Here is an article, very long, on gene networks and the fact that we know very little about how it all results in functions, traits, even free will and consciousness. We do have a few specifics:

https://aeon.co/essays/dna-is-the-ruling-metaphor-of-our-age?utm_source=Aeon+Newsletter...

"Sounds simple enough, but what if we need to predict the specific outcome of a large number of such flips, somewhat like the challenge we face in predicting, from a person’s genotype, the risk of life events such as a heart attack or diabetes? Each of us has a unique set of variants in perhaps hundreds of different genes that separately contribute to the probability of disease. What will each one do? Will they flip as ‘illness’ or ‘health’? Is that even a realistic question?

***

"What role do genes play in non-physical traits such as behavior, or even the ultimate questions of consciousness and free will? Here, the metaphoric replacement of ‘soul’ by ‘gene’ works in a different way. How much of our feelings, thoughts and behavior is actually determined from the moment we are conceived, and could in principle be read like a computer program from our genome?

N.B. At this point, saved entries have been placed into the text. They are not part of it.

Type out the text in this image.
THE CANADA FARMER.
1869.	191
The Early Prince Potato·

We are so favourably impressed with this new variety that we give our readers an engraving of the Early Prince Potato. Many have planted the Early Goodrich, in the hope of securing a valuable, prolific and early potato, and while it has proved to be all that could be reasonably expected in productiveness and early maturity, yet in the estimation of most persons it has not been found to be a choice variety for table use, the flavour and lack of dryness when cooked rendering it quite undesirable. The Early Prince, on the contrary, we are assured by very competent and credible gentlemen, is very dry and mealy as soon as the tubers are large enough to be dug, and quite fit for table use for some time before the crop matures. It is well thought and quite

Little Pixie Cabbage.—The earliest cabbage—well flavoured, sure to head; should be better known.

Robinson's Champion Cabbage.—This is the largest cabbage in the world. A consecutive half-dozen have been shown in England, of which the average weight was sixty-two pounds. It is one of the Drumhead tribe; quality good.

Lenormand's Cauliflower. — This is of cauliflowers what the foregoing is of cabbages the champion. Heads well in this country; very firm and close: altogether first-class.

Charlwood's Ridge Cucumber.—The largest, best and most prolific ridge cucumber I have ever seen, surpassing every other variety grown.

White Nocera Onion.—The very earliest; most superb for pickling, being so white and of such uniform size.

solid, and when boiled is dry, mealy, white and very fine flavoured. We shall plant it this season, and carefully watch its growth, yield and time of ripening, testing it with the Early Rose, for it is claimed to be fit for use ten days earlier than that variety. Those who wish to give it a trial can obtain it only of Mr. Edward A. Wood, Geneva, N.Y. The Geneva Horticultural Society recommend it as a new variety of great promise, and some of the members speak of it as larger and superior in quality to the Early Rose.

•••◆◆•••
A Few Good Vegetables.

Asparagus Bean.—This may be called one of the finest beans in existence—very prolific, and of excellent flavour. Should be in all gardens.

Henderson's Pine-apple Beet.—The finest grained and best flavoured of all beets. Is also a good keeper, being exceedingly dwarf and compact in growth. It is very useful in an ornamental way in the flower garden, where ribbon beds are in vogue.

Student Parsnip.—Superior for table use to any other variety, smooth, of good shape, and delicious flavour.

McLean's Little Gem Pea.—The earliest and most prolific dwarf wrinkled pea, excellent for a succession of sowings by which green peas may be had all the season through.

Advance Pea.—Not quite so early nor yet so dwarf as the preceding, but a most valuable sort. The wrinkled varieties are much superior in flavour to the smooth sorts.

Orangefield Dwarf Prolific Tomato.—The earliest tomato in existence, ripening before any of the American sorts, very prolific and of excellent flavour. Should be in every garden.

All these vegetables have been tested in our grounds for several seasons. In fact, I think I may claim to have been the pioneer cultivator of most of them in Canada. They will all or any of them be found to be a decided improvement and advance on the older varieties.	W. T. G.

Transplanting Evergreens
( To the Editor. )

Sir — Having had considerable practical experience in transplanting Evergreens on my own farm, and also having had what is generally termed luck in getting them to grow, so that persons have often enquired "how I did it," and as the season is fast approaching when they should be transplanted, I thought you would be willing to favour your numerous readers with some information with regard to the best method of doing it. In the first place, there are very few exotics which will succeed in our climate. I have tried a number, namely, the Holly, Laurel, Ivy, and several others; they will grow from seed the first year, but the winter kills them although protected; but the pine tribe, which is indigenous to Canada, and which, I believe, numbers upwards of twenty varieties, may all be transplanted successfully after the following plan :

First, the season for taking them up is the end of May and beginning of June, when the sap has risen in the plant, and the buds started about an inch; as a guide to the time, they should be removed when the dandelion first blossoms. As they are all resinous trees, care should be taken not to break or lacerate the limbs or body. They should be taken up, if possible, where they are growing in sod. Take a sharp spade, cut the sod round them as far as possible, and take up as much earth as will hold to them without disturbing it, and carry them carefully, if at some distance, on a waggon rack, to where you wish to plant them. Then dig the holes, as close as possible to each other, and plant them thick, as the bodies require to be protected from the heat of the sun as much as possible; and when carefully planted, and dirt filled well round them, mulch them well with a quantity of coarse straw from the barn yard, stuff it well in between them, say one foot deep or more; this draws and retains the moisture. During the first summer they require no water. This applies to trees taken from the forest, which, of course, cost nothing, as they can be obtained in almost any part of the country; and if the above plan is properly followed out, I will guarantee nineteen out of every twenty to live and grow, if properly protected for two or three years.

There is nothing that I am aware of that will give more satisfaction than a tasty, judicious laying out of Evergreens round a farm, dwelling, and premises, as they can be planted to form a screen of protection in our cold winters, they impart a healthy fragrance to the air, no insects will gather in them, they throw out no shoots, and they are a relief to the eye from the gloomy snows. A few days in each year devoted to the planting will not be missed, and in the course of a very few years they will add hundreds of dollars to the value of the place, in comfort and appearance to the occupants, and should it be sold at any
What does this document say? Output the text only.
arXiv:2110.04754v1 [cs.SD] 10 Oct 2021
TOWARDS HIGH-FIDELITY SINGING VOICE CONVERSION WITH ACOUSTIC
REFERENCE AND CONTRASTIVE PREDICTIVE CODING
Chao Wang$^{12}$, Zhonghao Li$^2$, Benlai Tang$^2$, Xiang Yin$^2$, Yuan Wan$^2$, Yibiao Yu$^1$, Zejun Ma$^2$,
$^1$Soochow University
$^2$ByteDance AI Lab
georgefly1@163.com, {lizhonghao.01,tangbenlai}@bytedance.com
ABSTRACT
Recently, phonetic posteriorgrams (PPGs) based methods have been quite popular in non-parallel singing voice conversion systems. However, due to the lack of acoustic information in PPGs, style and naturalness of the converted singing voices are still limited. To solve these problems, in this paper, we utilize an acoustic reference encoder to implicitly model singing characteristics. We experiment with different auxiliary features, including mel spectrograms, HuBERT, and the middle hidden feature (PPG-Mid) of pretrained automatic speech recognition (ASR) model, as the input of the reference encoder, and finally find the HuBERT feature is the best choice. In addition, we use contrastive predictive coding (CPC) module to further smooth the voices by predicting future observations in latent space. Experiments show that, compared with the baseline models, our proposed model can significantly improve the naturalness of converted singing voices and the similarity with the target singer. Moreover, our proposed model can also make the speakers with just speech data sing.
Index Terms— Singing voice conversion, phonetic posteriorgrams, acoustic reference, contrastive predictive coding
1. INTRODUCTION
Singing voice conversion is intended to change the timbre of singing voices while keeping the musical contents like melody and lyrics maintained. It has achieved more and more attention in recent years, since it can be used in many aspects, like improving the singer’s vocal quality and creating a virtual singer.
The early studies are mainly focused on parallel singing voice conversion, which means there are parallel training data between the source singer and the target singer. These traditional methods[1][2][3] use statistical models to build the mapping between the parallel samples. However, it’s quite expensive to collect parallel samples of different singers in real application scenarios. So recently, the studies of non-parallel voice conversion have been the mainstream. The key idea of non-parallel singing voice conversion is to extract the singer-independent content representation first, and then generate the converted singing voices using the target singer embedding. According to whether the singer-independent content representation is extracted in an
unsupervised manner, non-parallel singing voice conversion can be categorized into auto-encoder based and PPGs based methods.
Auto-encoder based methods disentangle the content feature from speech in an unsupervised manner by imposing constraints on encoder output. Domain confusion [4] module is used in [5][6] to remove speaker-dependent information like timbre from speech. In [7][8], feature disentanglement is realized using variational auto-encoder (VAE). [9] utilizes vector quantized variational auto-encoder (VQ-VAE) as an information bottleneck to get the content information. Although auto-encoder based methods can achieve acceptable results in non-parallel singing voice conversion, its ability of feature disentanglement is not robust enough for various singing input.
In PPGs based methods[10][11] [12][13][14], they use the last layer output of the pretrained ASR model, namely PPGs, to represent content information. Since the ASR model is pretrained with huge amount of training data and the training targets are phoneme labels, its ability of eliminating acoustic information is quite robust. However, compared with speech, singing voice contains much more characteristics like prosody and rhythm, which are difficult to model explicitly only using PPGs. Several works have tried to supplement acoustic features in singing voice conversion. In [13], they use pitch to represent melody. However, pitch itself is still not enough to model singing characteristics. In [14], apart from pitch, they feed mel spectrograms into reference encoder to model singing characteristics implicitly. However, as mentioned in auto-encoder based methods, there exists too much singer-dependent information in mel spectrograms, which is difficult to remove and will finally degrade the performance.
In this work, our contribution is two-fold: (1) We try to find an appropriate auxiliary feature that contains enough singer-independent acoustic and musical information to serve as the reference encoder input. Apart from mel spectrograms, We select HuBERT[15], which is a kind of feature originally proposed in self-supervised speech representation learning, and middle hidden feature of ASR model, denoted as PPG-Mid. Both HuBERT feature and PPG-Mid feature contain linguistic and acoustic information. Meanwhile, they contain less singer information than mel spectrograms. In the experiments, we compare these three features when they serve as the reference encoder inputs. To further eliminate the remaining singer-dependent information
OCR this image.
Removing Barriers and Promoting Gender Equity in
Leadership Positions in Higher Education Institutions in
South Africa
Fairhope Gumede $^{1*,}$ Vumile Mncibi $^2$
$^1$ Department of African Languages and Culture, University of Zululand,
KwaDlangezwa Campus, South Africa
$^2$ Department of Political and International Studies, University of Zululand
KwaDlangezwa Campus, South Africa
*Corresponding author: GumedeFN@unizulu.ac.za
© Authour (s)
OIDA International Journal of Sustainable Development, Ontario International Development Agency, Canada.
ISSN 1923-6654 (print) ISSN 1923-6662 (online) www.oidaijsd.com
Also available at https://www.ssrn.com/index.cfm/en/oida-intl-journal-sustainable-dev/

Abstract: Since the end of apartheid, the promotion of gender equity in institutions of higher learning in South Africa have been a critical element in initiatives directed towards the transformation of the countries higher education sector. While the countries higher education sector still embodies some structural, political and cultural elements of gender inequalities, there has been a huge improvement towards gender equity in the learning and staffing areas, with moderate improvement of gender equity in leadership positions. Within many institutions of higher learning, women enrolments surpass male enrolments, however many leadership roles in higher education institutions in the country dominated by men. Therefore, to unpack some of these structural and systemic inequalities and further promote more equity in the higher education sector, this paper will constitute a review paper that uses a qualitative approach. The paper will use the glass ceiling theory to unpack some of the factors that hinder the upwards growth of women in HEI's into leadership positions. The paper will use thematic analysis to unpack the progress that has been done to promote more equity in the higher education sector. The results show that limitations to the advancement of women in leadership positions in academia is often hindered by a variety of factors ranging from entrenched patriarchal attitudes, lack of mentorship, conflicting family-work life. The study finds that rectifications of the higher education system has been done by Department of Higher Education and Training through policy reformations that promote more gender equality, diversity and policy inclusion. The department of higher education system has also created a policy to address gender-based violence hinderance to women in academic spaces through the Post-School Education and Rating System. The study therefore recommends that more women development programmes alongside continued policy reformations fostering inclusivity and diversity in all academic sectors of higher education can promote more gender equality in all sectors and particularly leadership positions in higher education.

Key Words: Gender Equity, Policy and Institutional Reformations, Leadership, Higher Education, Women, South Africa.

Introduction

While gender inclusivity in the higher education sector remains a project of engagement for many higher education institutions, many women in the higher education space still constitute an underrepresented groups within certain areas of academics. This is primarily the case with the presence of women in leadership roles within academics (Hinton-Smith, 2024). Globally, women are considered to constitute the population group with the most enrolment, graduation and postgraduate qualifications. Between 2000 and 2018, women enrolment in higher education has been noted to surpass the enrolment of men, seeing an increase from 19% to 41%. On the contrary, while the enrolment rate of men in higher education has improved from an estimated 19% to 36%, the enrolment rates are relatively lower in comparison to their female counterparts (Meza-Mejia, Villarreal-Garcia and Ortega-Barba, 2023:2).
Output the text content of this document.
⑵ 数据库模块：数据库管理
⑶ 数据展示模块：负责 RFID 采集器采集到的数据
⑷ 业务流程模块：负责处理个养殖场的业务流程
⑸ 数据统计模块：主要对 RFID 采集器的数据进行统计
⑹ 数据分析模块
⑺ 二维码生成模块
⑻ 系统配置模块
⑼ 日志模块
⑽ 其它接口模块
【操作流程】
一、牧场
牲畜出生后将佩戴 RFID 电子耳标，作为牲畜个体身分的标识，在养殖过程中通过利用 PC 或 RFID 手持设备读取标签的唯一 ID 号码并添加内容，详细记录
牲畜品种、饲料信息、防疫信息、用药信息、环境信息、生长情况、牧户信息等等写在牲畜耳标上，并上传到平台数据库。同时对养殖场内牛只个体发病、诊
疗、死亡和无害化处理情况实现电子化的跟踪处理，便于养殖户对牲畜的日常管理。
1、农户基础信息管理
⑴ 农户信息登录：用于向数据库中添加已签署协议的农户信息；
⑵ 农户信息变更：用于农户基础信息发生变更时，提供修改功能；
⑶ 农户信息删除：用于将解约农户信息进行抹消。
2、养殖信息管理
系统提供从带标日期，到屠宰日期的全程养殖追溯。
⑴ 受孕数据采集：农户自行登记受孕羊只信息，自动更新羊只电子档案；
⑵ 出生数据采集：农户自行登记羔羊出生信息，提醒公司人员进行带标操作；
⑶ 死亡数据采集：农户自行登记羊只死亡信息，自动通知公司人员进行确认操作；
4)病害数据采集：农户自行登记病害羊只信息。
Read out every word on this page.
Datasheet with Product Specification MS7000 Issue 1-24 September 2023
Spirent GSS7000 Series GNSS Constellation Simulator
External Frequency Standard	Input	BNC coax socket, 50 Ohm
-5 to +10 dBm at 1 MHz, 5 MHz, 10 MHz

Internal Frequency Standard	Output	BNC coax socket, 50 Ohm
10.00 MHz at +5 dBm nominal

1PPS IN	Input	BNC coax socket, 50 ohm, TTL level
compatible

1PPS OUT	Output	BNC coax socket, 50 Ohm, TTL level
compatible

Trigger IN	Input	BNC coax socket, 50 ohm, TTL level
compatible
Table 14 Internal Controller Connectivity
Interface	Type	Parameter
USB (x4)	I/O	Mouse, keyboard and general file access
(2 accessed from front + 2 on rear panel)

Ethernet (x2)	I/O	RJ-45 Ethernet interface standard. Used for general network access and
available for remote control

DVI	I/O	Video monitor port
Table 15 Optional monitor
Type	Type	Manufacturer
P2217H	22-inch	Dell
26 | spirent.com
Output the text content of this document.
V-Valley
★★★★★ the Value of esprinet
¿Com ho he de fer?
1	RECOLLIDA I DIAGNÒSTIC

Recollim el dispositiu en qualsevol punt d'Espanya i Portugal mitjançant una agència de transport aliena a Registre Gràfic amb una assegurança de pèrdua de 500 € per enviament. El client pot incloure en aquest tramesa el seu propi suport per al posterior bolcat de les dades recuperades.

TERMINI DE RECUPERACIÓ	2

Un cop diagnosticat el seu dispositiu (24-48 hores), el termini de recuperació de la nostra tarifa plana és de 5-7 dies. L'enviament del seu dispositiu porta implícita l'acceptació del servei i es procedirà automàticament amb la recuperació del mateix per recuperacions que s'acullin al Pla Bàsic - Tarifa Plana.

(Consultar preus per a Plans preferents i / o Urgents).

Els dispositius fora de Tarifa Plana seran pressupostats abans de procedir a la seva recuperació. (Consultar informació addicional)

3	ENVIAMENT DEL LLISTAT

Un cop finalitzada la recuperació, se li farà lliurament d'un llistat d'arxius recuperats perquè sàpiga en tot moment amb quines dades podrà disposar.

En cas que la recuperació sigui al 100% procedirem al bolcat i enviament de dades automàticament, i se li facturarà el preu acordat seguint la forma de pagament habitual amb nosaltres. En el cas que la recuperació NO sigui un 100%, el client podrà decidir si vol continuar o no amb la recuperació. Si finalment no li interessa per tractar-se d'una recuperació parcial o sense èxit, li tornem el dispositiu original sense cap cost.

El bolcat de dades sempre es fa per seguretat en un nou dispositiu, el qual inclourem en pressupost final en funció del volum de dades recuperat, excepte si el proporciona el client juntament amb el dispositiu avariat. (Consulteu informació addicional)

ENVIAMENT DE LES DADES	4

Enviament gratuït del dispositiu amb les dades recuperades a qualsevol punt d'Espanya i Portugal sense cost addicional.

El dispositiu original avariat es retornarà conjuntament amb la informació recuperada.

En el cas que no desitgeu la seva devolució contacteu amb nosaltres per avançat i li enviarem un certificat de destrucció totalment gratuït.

"The extent to which we have free will is a fundamental aspect of how we view our ‘selves’, and for many religions, relates to whether we can be held responsible for our moral behavior. The scientific view, on the other hand, goes something like this: we live in a totally material world made of matter, energy, and the forces that connect them. Since genes are the fundamental causal elements of life, it would seem inevitable that, if we knew enough, we could predict everything about all of us — our health, our behavior, and our ideas. The alternative would seem to be mysticism — invoking some sort of immaterial something-or-other that we can’t measure but that affects who and what we are.

***

"Evolutionary determinism was the first thread of the gene metaphor. Natural selection preserves only what is inherited from the successful organisms in the past.....Mendel identified a pattern of inheritance that provided perhaps the most powerful tool for research design in the history of science. The genetic research that followed eventually led to the identification of the nature of DNA, the locations and structure of genes in DNA, and the understanding of how they code for proteins. But that same Mendelian thinking made us conceptual prisoners of the deterministic, law-like interpretation of genetic function.

***

"Genomic studies searching for causal genes have grown ever larger and more expensive, but commensurately important results have yet to roll in. Most of the estimated overall genetic influence on the traits or diseases of interest is still unidentified. What we’re finding instead is ‘polygenic’ causation, that is, that many different parts of the genome contribute mainly trivial individual effects.

***

"Instead of the widespread view of life as raw, relentless Darwinian competition leading to a single ‘fittest’ way to be, a far better way to see it is in terms of cooperation. By cooperation we do not necessarily mean the social, emotional variety. Cooperation describes the way in which a trait is produced by many factors, the countless genes and lifestyle aspects that contribute to the trait.

***

"... genes are molecules and hence fundamental causal agents of life, yet their effects are highly probabilistic and very hard to pin down or predict.

***

"conceptually, we have not advanced very much in our understanding of what are deeply puzzling aspects of the way the cosmos — including life — works.

***
"that is perhaps why the metaphor of the gene as the atom of causation in life is so easy to absorb, and its subtleties so easy to overlook. We are made very uneasy by things that are only probabilistic unless, as in coin-flipping, we can sense what’s going on. When we can’t see it, and causation is many-to-many, that is far too much for our minds to deal with easily. Yet that seems to be the reality of the world."

Comment: Very long article worth reading. We know so little. Like quantum theory.